Vol.36 続々・一本の木[2008.2.29]
 「自然」に対する思いは人それぞれでしょうが、概ね人は「美しく豊かな自然」に感動し、安らぎます。そして、自然の力や神秘を感じたとき、「偉大なる自然」に畏敬の念を抱くものです。

 写真家・白川義員さんは、原始の風景や聖地の写真で有名な方ですが、人類の祖先である猿人が凄絶な恐れと感動を持ったであろう森羅万象を自分もこの目にしたいとの思いから、アルプスやヒマラヤなどの大自然に挑んだそうです。白川さんの説を借りると、猿人たちは自然とその背後の宇宙に遍満する偉大な精神の存在、偉大な霊性を感得し、その存在に畏敬の念を持ち、敬虔な祈りを捧げた、つまり信仰心を持った。それが原始的な宗教の成立であり、信仰心を持ったが故に彼らに精神革命が起った。つまり、猿人が人間になった理由がそこにある、といいます。

 さらに白川さんは、アインシュタインがそうした人類の原初的感情を「宇宙の秩序と統一とに対する根本直感に基く畏敬の感情」と評しているといい、アインシュタインも相対性原理を発見する過程でその戦慄的な畏れを持ったのだろう、と推測しています。そういえば、DNA解明の世界的権威とされる筑波大学名誉教授・村上和雄さんは、見事な調和のもとで働く遺伝子について研究する中で、その調整を可能にしているものの存在を「サムシング・グレート(偉大なる何者か)」と呼ぶようになりました。

 わずかこれだけの他者の言から結論めいたことを言うのは無謀で独善的ですが、なにやら、宗教と科学が、また、宇宙と生命が、同根から伸びた気宇壮大な大樹のように感じてきませんか。

 で、それはさておき、その原初的畏怖の感情が、自然のすべてに神を観るアニミズムとして発展し、世界の民族の原点にあるわけですね。日本では樹をはじめ岩や花などを神が現れるとき乗り移るものと崇める依代(よりしろ)信仰となり、江戸時代まではおおらかな神仏習合でしたから、その名残はあちこちで目にすることができます。

 自然信仰や精霊信仰を否定するキリスト教のヨーロッパでも、アニミズムの名残があるようです。というのも、キリスト教以前のヨーロッパの精神世界の主柱だったケルト文化には妖精伝説なども多く、泉やオークの樹に神が宿るとされていました。キリスト教はそうした信仰を排しながら広まったのですが、ヨーロッパの田舎では今も道の脇や洞窟の奥に、お地蔵さんみたいにマリア像が置かれているのを見かけるとか。

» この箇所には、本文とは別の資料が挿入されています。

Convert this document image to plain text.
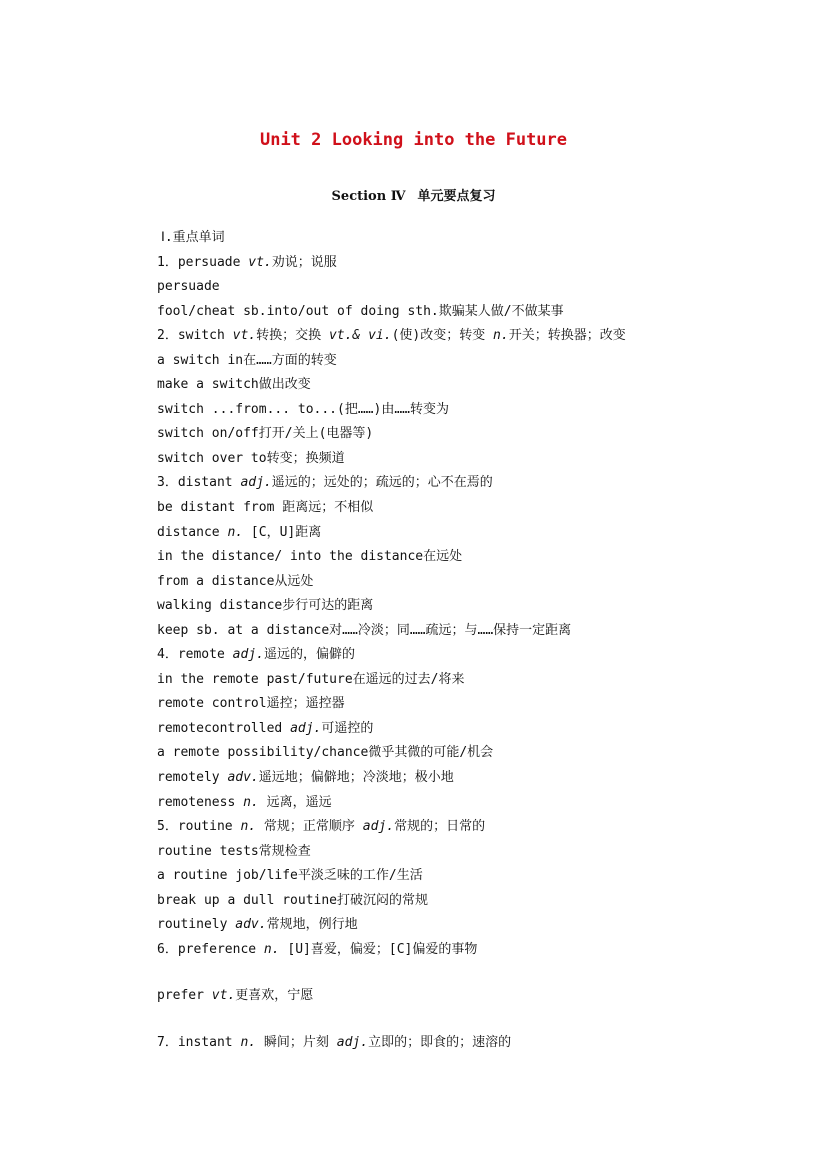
Unit 2 Looking into the Future
Section Ⅳ 单元要点复习
Ⅰ.重点单词
1．persuade vt.劝说；说服
persuade
fool/cheat sb.into/out of doing sth.欺骗某人做/不做某事
2．switch vt.转换；交换 vt.& vi.(使)改变；转变 n.开关；转换器；改变
a switch in在……方面的转变
make a switch做出改变
switch ...from... to...(把……)由……转变为
switch on/off打开/关上(电器等)
switch over to转变；换频道
3．distant adj.遥远的；远处的；疏远的；心不在焉的
be distant from 距离远；不相似
distance n. [C，U]距离
in the distance/ into the distance在远处
from a distance从远处
walking distance步行可达的距离
keep sb. at a distance对……冷淡；同……疏远；与……保持一定距离
4．remote adj.遥远的，偏僻的
in the remote past/future在遥远的过去/将来
remote control遥控；遥控器
remotecontrolled adj.可遥控的
a remote possibility/chance微乎其微的可能/机会
remotely adv.遥远地；偏僻地；冷淡地；极小地
remoteness n. 远离，遥远
5．routine n. 常规；正常顺序 adj.常规的；日常的
routine tests常规检查
a routine job/life平淡乏味的工作/生活
break up a dull routine打破沉闷的常规
routinely adv.常规地，例行地
6．preference n. [U]喜爱，偏爱；[C]偏爱的事物
prefer vt.更喜欢，宁愿
7．instant n. 瞬间；片刻 adj.立即的；即食的；速溶的
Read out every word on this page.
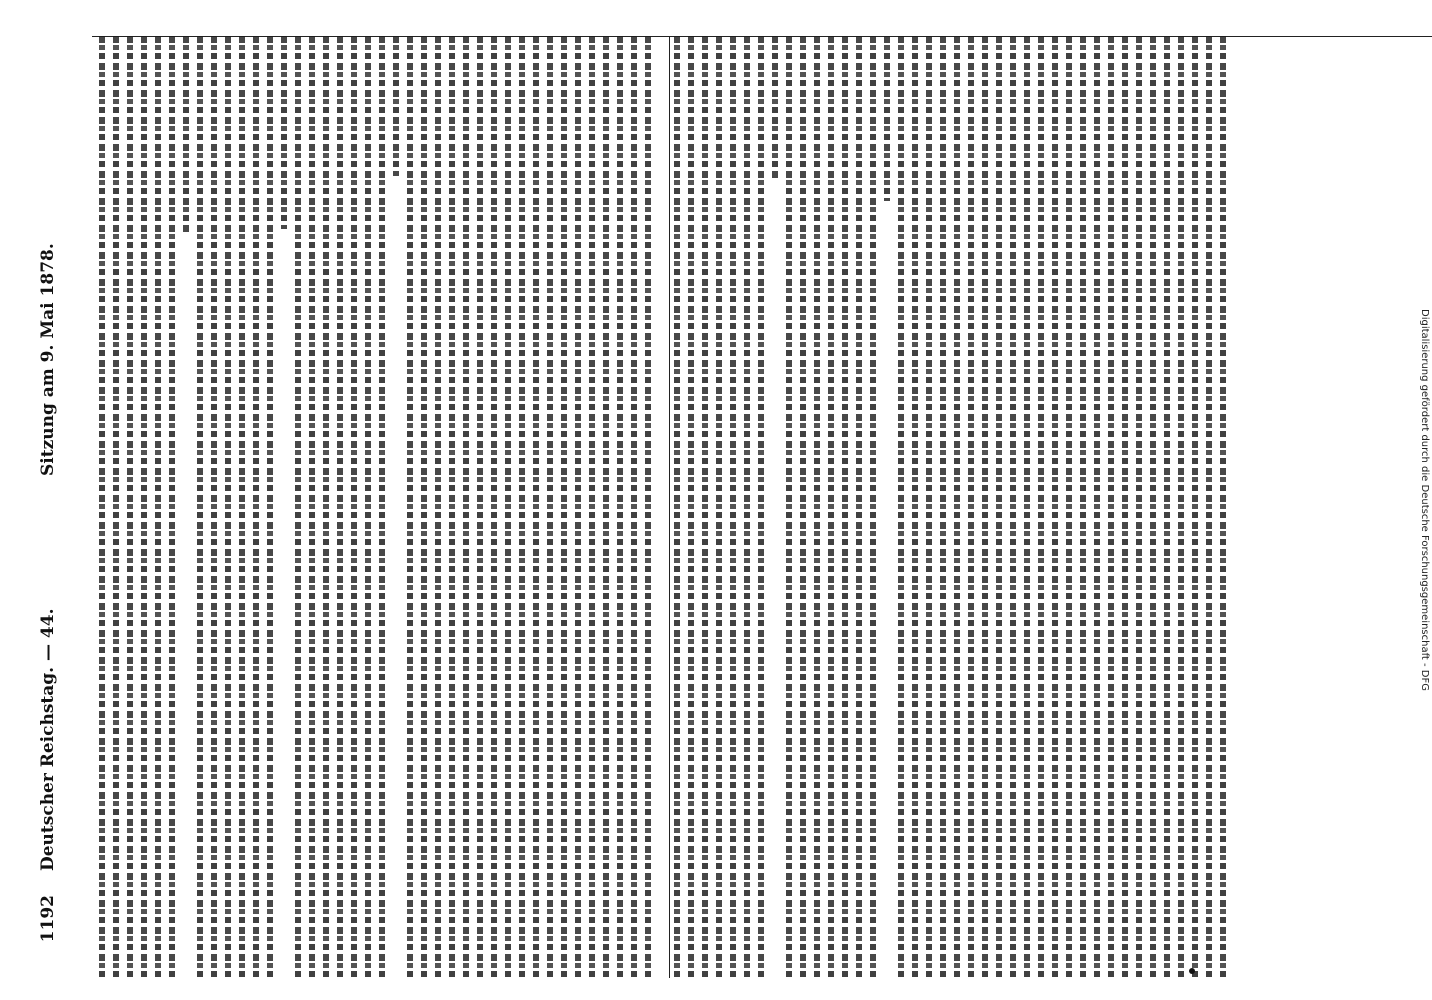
1192
Deutscher Reichstag. — 44.
Sitzung am 9. Mai 1878.	Digitalisierung gefördert durch die Deutsche Forschungsgemeinschaft - DFG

 そして、なんと、フランスのアルヴィーユという村には内部にチャペルを持つオークの樹があり、チャペル1階にはマリア像、外2階にはキリスト像が祀られているそうです。この「木の中のチャペル」は、朝日新聞で連載中の「奇想遺産」で紹介されていたのですが、「清らかな泉や年月を経た巨木に聖なるものを感じる気持ち、それは大きく地母信仰といっていいと思うが、キリスト教布教以後もヨーロッパの田舎に残り、そうしたところに聖母を置いたのではないか」(建築史家・藤森照信さん)と評しています。

▼「木の中のチャペル」が見られる「オランダと西ヨーロッパの古木」の英語サイト
http://82.94.219.20/~jpa/english14.htm
最初の「The Chapel-Oak of Allouville-Bellefosse」がそれ。自動翻訳にかけると素っ頓狂な日本語になりますが、大体のことはわかる…かも。

 それにしても、聖なる木の内部に入り込んで祈るヨーロッパと、聖なる木に注連縄で結界をつくって祈る日本と、やはり民族の違いのようなものを感じますね。

本コラムVol.30 <一本の木>でご紹介した、私にとってのなじみの一本の木ですが、「渡辺綱・駒つなぎの樟」の突き出た大きな幹は3本ではなく4本でした(写真左)。いつも決まった方向から見ていたので気づかなかったのですが、裏手から見て発見。面目ないです。あっちこっちから見なけりゃほんとの姿はわからないことってあるのですよね。
そして、もう一つのなじみの「楠木大神の楠」は、前回は道との関係をお知らせしたかったので遠景でしたが、今回は逆の方向からの近景です。ね、祠(ほこら)と鳥居がちゃんとあるでしょう(写真右)。鳥居が白いのは、ここに棲みついていたという巳さん(蛇)は白蛇ってことなのでしょうか。よくわかりませんが。